Boehner: The House Will Vote to Repeal Obamacare
The speaker is setting out an agenda after a big week for the GOP.
House Speaker John Boehner warned President Obama on Thursday against acting on an immigration-related executive order and said the House will vote again to repeal the Affordable Care Act.
The comments come two days after Republicans swept the electorate, picking up more than 10 seats in the House and taking control of the Senate, and continue the war of attrition between the two parties, as Democratic and Republican leaders test how far they can push the other side.
"I've made clear to the president that if he acts unilaterally on his own, outside of his authority, he will poison the well and there will be no chance for immigration reform moving in this Congress, it's as simple as that," Boehner told reporters in his first Capitol press conference since the election.

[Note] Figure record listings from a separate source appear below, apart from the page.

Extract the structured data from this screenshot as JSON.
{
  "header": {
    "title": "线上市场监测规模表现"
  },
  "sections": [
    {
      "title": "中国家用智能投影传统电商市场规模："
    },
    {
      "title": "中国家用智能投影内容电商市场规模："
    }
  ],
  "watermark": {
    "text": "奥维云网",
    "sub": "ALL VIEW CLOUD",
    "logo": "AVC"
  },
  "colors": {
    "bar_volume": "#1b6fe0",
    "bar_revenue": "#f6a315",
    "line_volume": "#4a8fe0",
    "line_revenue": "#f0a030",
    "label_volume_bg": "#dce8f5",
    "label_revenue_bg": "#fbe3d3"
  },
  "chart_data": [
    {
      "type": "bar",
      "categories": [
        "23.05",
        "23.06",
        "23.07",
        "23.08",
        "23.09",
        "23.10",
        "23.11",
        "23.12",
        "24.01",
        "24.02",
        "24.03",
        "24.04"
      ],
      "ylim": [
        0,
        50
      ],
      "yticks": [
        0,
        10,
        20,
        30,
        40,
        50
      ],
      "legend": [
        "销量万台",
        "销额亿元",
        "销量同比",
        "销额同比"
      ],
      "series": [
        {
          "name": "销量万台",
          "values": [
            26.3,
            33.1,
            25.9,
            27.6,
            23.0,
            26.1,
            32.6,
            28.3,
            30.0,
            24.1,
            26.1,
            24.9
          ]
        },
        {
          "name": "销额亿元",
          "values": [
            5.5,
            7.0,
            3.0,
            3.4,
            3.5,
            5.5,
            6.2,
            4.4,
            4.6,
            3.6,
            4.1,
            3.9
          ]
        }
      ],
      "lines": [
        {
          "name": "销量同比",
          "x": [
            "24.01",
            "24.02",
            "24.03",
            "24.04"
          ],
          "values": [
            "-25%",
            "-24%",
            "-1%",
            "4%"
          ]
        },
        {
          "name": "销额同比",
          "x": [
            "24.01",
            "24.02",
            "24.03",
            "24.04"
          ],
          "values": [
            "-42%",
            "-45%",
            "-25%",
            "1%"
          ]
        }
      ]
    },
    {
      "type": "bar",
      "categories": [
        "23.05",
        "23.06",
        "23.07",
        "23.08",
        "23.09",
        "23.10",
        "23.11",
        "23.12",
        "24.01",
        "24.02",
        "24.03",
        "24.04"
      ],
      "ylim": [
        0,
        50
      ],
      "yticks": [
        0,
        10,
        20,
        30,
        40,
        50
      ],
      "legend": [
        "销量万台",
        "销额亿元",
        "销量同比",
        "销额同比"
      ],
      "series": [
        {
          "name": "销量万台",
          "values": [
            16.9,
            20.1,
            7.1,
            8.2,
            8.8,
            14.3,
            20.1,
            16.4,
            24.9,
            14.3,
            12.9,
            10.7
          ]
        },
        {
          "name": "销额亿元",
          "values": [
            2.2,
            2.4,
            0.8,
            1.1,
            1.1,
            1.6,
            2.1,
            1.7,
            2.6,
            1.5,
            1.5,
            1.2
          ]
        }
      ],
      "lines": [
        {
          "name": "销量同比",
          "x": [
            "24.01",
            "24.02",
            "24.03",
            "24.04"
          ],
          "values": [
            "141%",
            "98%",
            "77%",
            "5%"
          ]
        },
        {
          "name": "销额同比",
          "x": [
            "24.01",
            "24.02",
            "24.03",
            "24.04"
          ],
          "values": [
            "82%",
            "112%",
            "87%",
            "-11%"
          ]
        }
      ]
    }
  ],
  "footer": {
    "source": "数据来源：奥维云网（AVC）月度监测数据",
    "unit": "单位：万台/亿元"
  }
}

Boehner was largely in step with soon-to-be Senate Majority Leader Mitch McConnell, who said Wednesday that immigration reform would be unlikely if Obama granted legal status to undocumented immigrants living in the United States. Boehner and McConnell penned an op-ed in The Wall Street Journal outlining their vision, including repealing the health care law. But both men have acknowledged that doing so is practically unlikely, because Obama would veto it and they do not have a filibuster-proof majority in the Senate.
"The House, I'm sure, at some point next year will vote to repeal Obamacare because it should be repealed," Boehner told reporters. "Now, whether that can pass the Senate, I don't know. But I know in the House it will pass."
Like McConnell, Boehner said he will try to pick apart elements of the law, such as the mandate that individuals buy insurance, the definition of a full-time workweek as 30 hours, and the Independent Payment Advisory Board, a panel created to control costs in Medicare, but which Republicans have attacked as a health care rationing body.